Agent: Nancy Ellis-Bell
Booklist
Professional crash investigator^B Wetterhahn
relates his investigation of two missing American bombers from World
War II that were found on Russian soil. It is a story of forensic
archaeology conducted in vile weather under the auspices of a ramshackle
Russian bureaucracy and dependent on even more ramshackle Russian
helicopters. It frames an excellent history of the WWII Aleutians
campaign and the subsequent Empire Express air campaign against
Japanese bases in the Kuril Islands. That campaign tied down substantial
Japanese resources, but the weather in the region made it one of
the most grueling campaigns of the war for both attackers and defenders,
and losses were great. Interned American aircrews were kept under
austere conditions and eventually had to be smuggled out of the
Soviet Union to avoid offending the Japanese. A smooth and accessible
narrative.
Roland Green
Copyright © American Library Association.
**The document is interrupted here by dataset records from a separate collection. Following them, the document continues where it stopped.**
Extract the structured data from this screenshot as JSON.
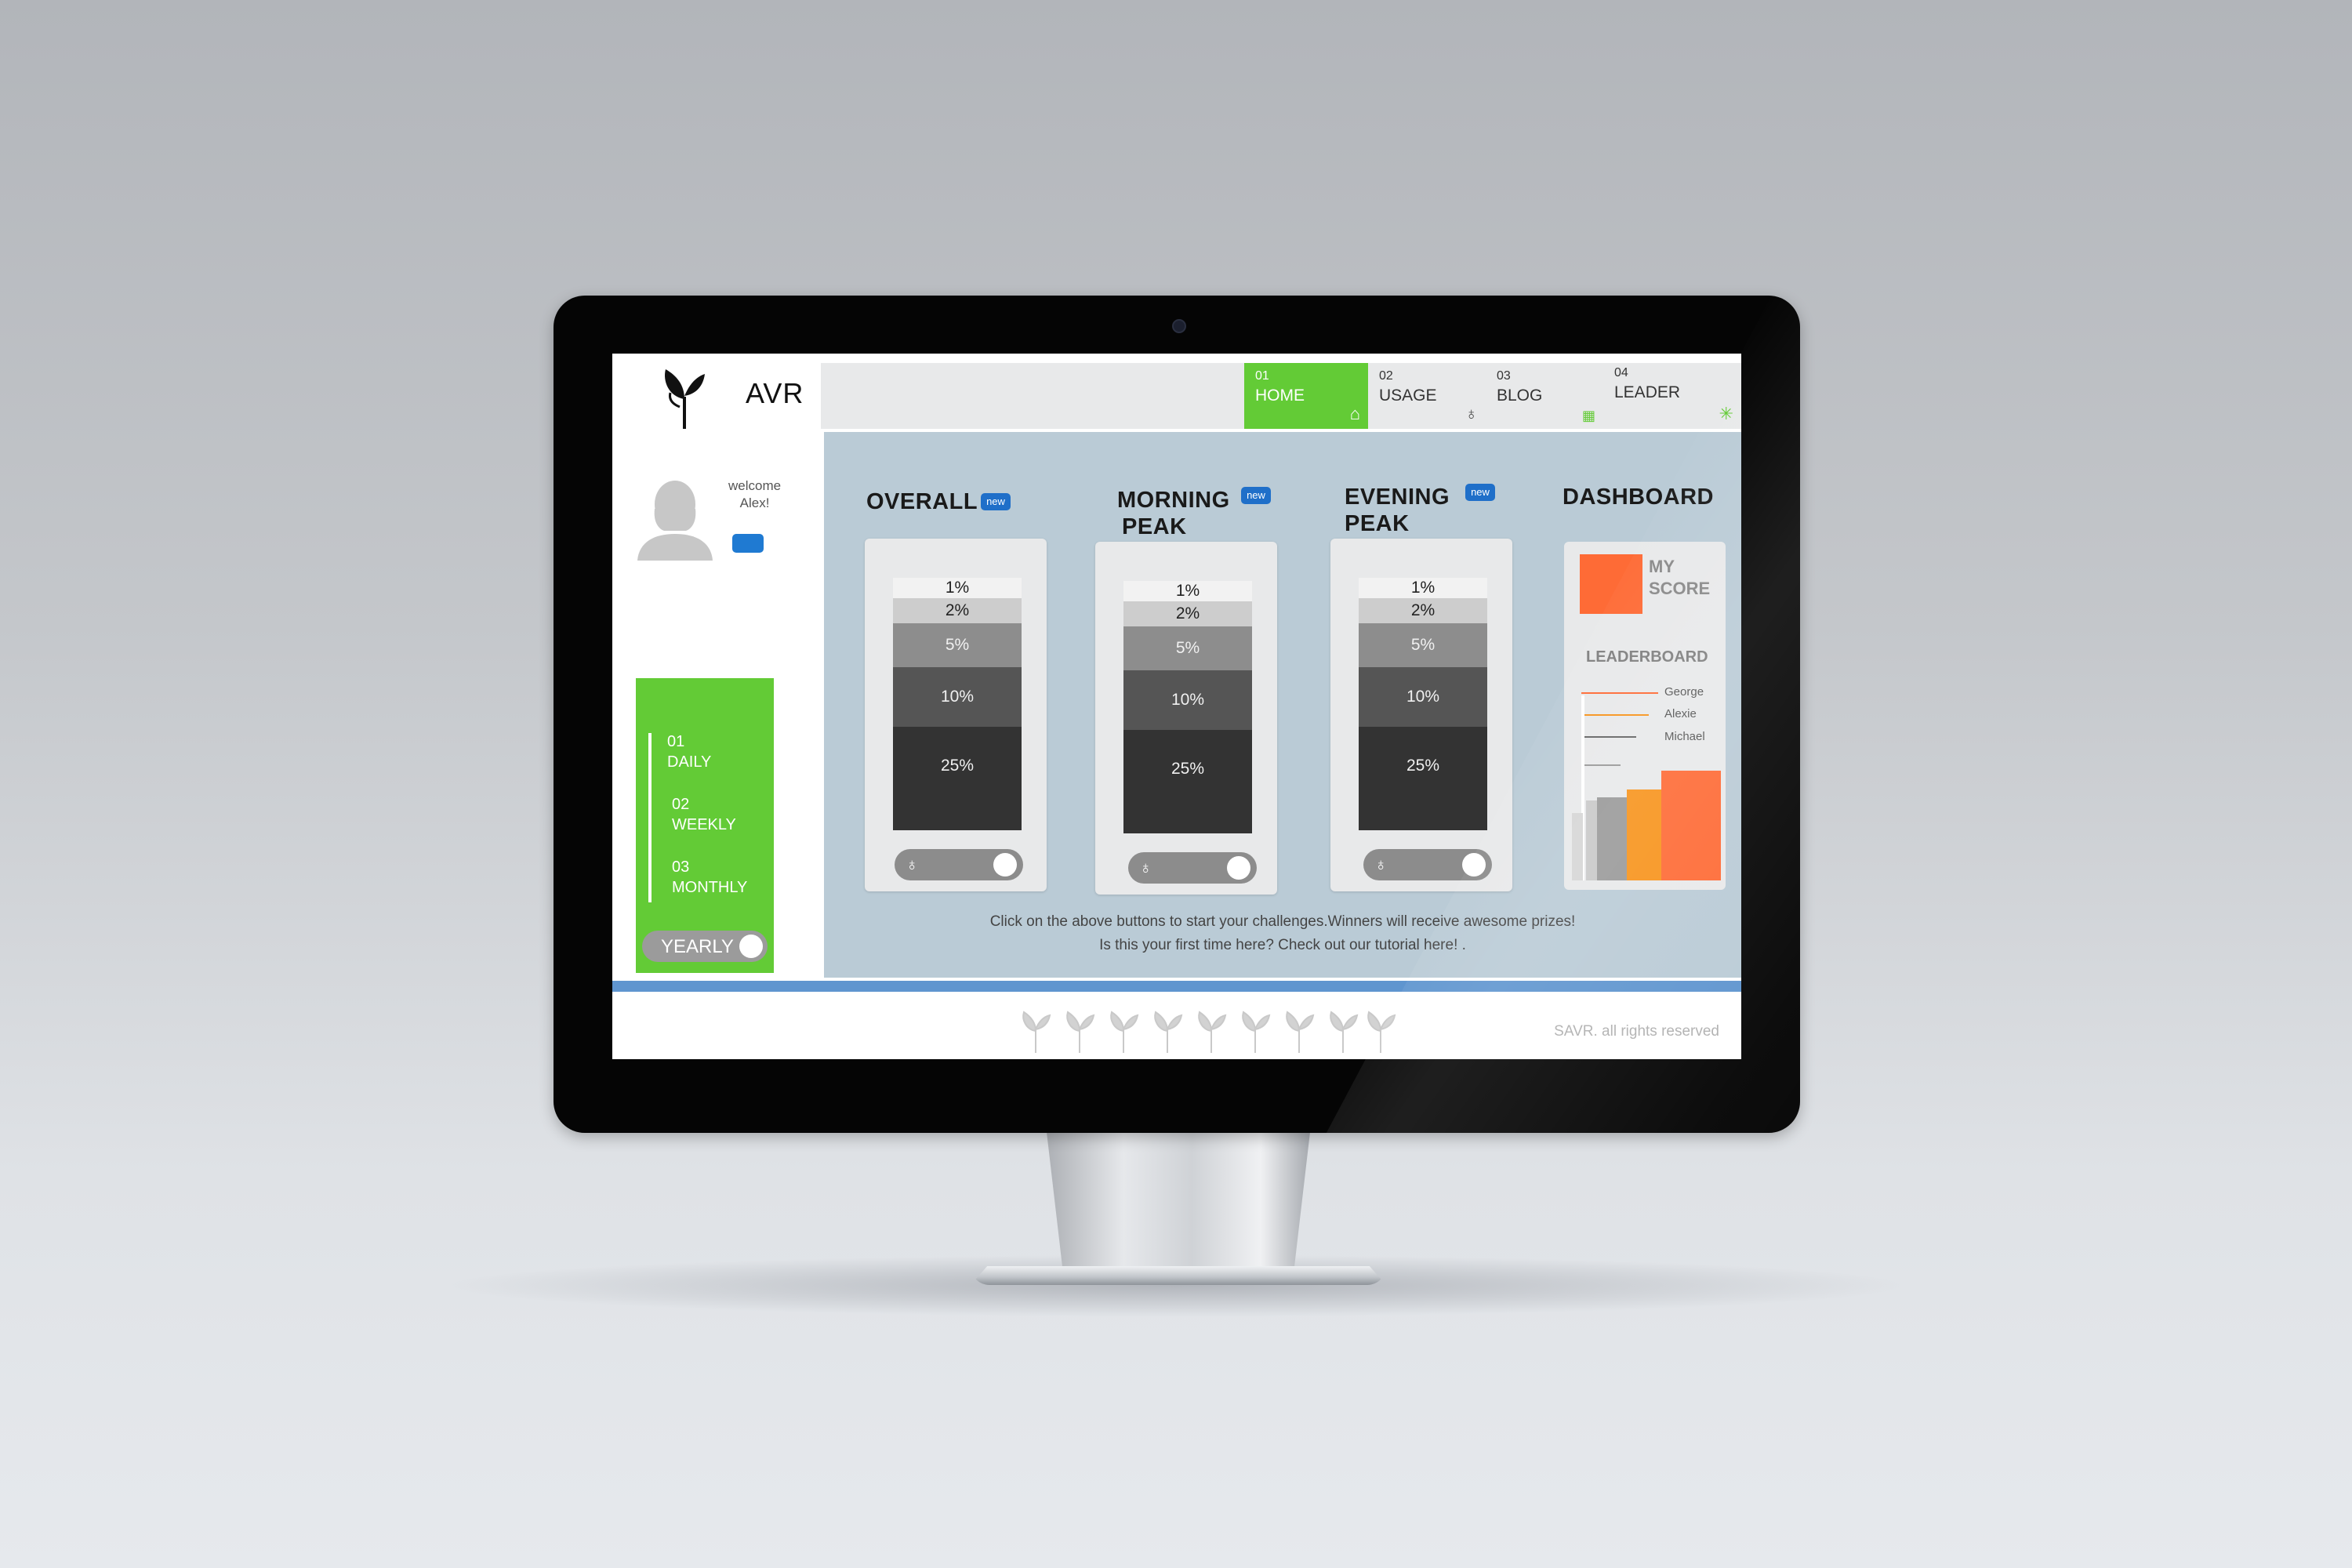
{
  "app": {
    "logo_text": "AVR"
  },
  "nav": {
    "items": [
      {
        "num": "01",
        "label": "HOME"
      },
      {
        "num": "02",
        "label": "USAGE"
      },
      {
        "num": "03",
        "label": "BLOG"
      },
      {
        "num": "04",
        "label": "LEADER"
      }
    ],
    "active": "HOME"
  },
  "user": {
    "welcome": "welcome",
    "name": "Alex!"
  },
  "periods": [
    {
      "num": "01",
      "label": "DAILY"
    },
    {
      "num": "02",
      "label": "WEEKLY"
    },
    {
      "num": "03",
      "label": "MONTHLY"
    }
  ],
  "yearly_label": "YEARLY",
  "challenges": [
    {
      "title_line1": "OVERALL",
      "title_line2": "",
      "badge": "new",
      "levels": [
        "1%",
        "2%",
        "5%",
        "10%",
        "25%"
      ]
    },
    {
      "title_line1": "MORNING",
      "title_line2": "PEAK",
      "badge": "new",
      "levels": [
        "1%",
        "2%",
        "5%",
        "10%",
        "25%"
      ]
    },
    {
      "title_line1": "EVENING",
      "title_line2": "PEAK",
      "badge": "new",
      "levels": [
        "1%",
        "2%",
        "5%",
        "10%",
        "25%"
      ]
    }
  ],
  "dashboard": {
    "title": "DASHBOARD",
    "my_score_line1": "MY",
    "my_score_line2": "SCORE",
    "leaderboard_title": "LEADERBOARD",
    "leaders": [
      {
        "name": "George",
        "color": "#fe6b36"
      },
      {
        "name": "Alexie",
        "color": "#f7941d"
      },
      {
        "name": "Michael",
        "color": "#666666"
      }
    ]
  },
  "footer": {
    "line1": "Click on the above buttons to start your challenges.Winners will receive awesome prizes!",
    "line2": "Is this your first time here? Check out our tutorial here! .",
    "copyright": "SAVR. all rights reserved"
  },
  "colors": {
    "green": "#63cb36",
    "blue": "#1f6fc9",
    "orange": "#fe6b36",
    "amber": "#f7941d",
    "panel": "#bacbd6"
  }
}
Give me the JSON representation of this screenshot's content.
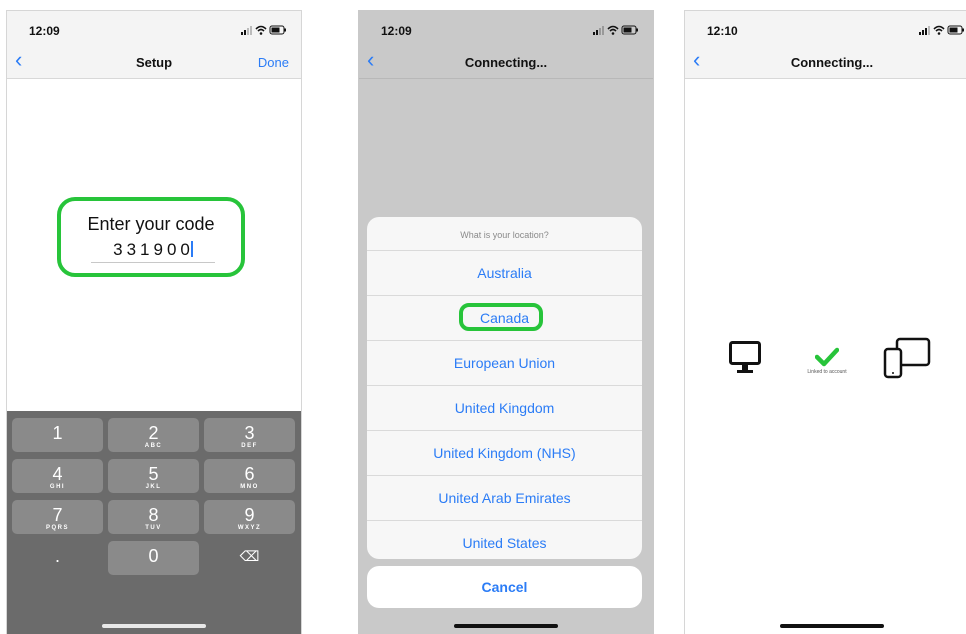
{
  "screens": [
    {
      "status": {
        "time": "12:09"
      },
      "nav": {
        "title": "Setup",
        "done": "Done"
      },
      "code": {
        "label": "Enter your code",
        "value": "331900"
      },
      "keypad": [
        {
          "digit": "1",
          "letters": ""
        },
        {
          "digit": "2",
          "letters": "ABC"
        },
        {
          "digit": "3",
          "letters": "DEF"
        },
        {
          "digit": "4",
          "letters": "GHI"
        },
        {
          "digit": "5",
          "letters": "JKL"
        },
        {
          "digit": "6",
          "letters": "MNO"
        },
        {
          "digit": "7",
          "letters": "PQRS"
        },
        {
          "digit": "8",
          "letters": "TUV"
        },
        {
          "digit": "9",
          "letters": "WXYZ"
        },
        {
          "digit": ".",
          "letters": ""
        },
        {
          "digit": "0",
          "letters": ""
        },
        {
          "digit": "⌫",
          "letters": ""
        }
      ]
    },
    {
      "status": {
        "time": "12:09"
      },
      "nav": {
        "title": "Connecting..."
      },
      "sheet": {
        "header": "What is your location?",
        "options": [
          "Australia",
          "Canada",
          "European Union",
          "United Kingdom",
          "United Kingdom (NHS)",
          "United Arab Emirates",
          "United States"
        ],
        "selected": "Canada",
        "cancel": "Cancel"
      }
    },
    {
      "status": {
        "time": "12:10"
      },
      "nav": {
        "title": "Connecting..."
      },
      "link": {
        "label": "Linked to account"
      }
    }
  ],
  "icons": [
    "back-chevron-icon",
    "signal-icon",
    "wifi-icon",
    "battery-icon",
    "monitor-icon",
    "checkmark-icon",
    "phone-tablet-icon",
    "delete-icon"
  ],
  "colors": {
    "accent": "#2b7cf6",
    "highlight": "#27c43a",
    "keypad_bg": "#6b6b6b",
    "key_bg": "#8a8a8a",
    "dim_bg": "#c9c9c9"
  }
}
All rights reserved
Checkpoints
Wetterhahn's research of military archives
with American and Japanese veterans of the Arctic campaigns, his
use of secondary sources, and experience as a pilot and aircraft
crash investigator provides depth and detail rarely seen in a popular
history.... (he) tells the history of the Aleutian campaigns with
special emphasis to recognize the many American and Japanese servicemen
who served their country gallantly, often giving the greatest sacrifice.
Wetterhahn's carefully crafted book is a must read for enthusiasts
of airpower history, World War II history, and MIA accounts.